Along with the push from the right to embrace the former president, there’s also the fear of overcorrecting the base problem and firing up Democratic voters as Biden’s party looks to hold Senate seats in Arizona and Georgia, and rack up wins in places like Ohio, Pennsylvania and North Carolina.
“There’s going to be a side on the right that thinks that because Biden’s in the White House, if we win the primary, we’re going to win the general election,” said Paul Shumaker, a Republican strategist in North Carolina who helped shepherd Republican Sen.
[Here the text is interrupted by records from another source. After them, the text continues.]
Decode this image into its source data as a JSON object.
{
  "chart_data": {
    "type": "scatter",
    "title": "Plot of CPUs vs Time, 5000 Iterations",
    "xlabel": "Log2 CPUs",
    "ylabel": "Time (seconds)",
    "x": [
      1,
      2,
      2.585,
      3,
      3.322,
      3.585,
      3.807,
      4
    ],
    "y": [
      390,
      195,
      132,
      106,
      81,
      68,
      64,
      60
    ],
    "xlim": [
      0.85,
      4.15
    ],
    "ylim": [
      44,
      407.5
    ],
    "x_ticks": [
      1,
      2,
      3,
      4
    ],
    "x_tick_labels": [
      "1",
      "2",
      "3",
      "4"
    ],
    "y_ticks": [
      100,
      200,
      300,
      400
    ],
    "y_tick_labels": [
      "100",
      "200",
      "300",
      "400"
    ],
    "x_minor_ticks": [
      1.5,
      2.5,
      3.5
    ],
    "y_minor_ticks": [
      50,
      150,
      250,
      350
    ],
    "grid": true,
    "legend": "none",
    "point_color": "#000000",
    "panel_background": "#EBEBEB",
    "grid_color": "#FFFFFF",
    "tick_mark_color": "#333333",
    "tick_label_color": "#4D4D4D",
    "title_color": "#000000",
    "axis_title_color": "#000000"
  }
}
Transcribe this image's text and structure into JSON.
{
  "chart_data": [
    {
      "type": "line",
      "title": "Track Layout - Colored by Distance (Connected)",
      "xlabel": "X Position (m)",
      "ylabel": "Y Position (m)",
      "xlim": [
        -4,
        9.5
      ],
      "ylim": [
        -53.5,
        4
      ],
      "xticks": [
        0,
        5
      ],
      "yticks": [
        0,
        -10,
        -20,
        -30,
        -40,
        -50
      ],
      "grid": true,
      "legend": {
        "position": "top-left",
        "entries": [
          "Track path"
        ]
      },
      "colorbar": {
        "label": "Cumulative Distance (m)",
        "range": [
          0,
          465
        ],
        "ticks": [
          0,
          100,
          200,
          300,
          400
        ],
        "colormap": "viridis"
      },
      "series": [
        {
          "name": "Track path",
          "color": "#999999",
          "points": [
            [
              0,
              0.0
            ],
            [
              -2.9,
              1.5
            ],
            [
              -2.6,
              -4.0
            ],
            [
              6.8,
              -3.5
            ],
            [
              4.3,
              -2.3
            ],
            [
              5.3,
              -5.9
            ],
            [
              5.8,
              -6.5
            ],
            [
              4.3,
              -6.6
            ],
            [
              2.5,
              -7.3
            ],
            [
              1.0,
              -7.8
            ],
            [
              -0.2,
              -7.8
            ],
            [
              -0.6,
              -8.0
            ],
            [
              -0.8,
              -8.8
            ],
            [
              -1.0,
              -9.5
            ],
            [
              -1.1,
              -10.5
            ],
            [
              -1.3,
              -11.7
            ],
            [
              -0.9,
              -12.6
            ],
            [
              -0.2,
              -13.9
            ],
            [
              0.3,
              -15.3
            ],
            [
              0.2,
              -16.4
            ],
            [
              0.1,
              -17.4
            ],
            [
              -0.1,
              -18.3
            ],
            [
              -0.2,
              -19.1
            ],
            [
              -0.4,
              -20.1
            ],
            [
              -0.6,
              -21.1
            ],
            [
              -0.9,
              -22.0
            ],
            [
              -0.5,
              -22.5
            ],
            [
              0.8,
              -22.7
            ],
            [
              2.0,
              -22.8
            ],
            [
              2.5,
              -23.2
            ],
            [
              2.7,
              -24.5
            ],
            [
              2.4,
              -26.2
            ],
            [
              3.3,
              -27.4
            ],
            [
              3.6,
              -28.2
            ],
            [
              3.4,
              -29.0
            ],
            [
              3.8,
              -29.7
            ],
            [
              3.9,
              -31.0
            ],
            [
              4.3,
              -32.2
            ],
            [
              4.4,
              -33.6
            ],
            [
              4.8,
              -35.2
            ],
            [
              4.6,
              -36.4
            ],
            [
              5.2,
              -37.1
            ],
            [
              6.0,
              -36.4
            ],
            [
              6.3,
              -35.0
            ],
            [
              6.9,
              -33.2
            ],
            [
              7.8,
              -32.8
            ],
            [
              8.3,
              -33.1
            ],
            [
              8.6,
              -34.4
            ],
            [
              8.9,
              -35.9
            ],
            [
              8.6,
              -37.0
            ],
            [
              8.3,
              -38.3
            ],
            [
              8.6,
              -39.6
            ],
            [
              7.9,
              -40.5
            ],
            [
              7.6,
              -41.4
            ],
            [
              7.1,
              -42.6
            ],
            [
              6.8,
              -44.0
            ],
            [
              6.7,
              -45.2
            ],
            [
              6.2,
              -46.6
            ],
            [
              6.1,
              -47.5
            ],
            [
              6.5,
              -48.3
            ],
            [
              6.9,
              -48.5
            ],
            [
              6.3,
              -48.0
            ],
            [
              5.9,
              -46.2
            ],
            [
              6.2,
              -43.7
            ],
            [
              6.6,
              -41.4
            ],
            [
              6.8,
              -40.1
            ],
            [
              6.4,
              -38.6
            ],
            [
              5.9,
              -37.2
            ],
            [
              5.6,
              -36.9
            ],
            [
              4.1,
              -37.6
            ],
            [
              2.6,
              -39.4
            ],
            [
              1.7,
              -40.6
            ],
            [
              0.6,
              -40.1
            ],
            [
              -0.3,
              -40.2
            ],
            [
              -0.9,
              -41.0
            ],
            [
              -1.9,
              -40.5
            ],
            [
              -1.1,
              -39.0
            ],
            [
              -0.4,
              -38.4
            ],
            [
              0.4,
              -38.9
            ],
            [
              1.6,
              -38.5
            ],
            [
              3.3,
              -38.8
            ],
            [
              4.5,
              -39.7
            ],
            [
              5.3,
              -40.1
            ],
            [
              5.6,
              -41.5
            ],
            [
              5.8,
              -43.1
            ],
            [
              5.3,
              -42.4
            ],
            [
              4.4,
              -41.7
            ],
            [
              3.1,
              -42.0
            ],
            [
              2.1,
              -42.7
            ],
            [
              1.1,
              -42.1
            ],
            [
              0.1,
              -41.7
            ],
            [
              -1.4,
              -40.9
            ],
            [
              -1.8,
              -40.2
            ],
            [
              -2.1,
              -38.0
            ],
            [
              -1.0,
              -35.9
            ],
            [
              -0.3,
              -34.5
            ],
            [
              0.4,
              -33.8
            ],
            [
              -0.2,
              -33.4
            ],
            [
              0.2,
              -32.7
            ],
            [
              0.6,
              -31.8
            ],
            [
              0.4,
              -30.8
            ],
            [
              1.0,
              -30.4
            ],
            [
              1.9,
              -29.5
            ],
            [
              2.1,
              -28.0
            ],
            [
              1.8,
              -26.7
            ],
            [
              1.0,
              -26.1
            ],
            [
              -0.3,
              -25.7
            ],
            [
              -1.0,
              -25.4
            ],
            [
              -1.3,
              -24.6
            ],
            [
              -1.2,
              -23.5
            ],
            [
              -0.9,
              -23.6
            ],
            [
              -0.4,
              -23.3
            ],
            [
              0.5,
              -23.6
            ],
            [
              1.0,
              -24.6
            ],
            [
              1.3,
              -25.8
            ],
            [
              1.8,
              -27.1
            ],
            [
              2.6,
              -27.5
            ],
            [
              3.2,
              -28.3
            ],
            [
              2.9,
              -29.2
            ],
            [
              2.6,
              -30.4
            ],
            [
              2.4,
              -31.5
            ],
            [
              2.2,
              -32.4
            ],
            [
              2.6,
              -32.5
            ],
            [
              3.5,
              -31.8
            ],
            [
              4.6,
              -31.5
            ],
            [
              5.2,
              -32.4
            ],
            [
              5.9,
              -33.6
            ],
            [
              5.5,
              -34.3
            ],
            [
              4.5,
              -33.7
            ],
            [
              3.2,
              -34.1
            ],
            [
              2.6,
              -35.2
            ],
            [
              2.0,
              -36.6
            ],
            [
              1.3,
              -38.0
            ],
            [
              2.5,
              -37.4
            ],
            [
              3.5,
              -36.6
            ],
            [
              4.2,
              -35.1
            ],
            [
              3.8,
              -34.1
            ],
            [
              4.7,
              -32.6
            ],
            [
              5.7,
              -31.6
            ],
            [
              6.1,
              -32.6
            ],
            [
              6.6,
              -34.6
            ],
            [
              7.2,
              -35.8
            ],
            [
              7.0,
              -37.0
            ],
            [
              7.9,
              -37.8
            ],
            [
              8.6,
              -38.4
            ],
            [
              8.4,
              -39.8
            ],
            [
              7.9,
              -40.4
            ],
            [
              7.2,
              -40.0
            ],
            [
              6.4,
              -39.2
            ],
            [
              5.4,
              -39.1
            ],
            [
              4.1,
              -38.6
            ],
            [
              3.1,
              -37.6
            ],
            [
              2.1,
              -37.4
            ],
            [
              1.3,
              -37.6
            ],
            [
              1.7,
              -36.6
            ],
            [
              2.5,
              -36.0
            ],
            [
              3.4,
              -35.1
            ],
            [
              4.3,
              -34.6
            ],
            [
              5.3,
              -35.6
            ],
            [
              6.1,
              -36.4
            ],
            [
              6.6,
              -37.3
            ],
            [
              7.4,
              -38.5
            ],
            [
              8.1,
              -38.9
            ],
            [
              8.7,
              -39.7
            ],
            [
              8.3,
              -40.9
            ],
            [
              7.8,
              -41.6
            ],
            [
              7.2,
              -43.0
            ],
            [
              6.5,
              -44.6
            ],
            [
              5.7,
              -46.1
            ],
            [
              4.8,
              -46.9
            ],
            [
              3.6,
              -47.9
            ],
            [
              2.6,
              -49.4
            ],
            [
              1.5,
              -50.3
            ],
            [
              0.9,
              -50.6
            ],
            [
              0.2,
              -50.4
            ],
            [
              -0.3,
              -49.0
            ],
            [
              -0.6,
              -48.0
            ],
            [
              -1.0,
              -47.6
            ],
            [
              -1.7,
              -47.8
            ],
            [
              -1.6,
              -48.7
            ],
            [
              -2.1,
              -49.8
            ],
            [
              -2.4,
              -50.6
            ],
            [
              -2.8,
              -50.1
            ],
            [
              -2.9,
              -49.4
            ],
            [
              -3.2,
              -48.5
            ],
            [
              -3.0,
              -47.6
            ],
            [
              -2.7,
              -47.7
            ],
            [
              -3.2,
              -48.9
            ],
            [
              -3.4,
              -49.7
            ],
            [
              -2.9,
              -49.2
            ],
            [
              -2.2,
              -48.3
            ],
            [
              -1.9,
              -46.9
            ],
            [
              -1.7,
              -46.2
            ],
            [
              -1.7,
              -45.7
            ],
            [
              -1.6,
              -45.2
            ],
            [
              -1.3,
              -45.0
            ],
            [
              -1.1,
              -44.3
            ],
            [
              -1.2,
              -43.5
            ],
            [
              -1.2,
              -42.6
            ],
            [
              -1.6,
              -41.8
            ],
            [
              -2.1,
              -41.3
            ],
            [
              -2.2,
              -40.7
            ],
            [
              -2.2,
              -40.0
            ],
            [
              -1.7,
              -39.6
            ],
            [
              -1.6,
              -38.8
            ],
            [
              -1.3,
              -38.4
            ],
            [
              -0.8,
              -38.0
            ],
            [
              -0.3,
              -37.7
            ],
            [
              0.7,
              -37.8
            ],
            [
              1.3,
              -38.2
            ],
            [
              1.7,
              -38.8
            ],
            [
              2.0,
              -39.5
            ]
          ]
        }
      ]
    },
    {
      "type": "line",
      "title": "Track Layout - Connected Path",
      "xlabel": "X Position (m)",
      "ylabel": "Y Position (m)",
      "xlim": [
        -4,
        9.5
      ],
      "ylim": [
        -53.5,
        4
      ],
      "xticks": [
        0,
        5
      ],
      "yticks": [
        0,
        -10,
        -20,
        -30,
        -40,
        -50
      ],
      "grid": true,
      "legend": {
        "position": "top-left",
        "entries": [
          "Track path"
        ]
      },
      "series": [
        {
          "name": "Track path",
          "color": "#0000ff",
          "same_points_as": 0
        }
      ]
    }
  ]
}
Thom Tillis’ narrow re-election win last year. “I think McConnell and company recognize it’s a much bigger lift than just that.”
Shumaker said any Trump voter turnout boost in the Tar Heel State was outpaced by Biden’s in key counties for the president’s party – something Democrats are actively working to improve as they seek to flip Burr’s seat. Former Rep. Mark Walker is the lone GOP candidate in the race and has already been endorsed by freshman Rep. Madison Cawthorn, a rising star in the Trump wing of the party. But Walker isn’t expected to skate by without a conservative challenge: Former Gov. Pat McCrory is considering a bid, according to three GOP strategists working in the state, and there is also the possibility that former Trump chief of staff Mark Meadows, Cawthorn’s predecessor, reconsiders his decision not to run.
The balancing act is even tougher in Pennsylvania, home to one of Biden’s narrowest November victories. Republican strategists involved in the Keystone State are prepared for the possibility of a large field, with a number of House Republicans considering a run for either Toomey’s seat or the gubernatorial race if congressional redistricting does not work out in their favor.
In addition to interested parties on Capitol Hill, there are also several other potential candidates: Carla Sands, Trump’s former ambassador to Denmark; Kenneth Braithwaite, a former Trump Navy secretary; and Jeff Bartos, a Trump-friendly suburban Republican who has publicly acknowledged his interest in the seat. Several strategists also floated former Rep. Ryan Costello, who emerged as a Trump critic after he left Congress, as a potential GOP candidate.
“It’s going to take someone who is personally dynamic who can communicate well with a broad coalition under a GOP banner,” said Charlie Gerow, a Pennsylvania Republican strategist and vice chairman of the American Conservative Union, alluding to the Trump loyalists who showed up for the president and the suburban voters outside Philadelphia who shunned him. “You’re going to have to have both of those constituencies put together, and that's going to be the challenge for any Republican candidate.”
When it comes to the competitive Senate races, a prevailing view among state-level Republican strategists is that the Biden presidency itself could be a key part of uniting the disparate coalition to defeat Democratic Senate candidates – potentially glossing over some of the internal heartburn over individual Republicans’ fealty to Trump with a focus on potentially unpopular actions from Washington.
“There are going to be some real problems that have to be solved, and the Democrats may be helping,” said Shumaker.
Correction: A previous version of this story misspelled Cawthorn's surname.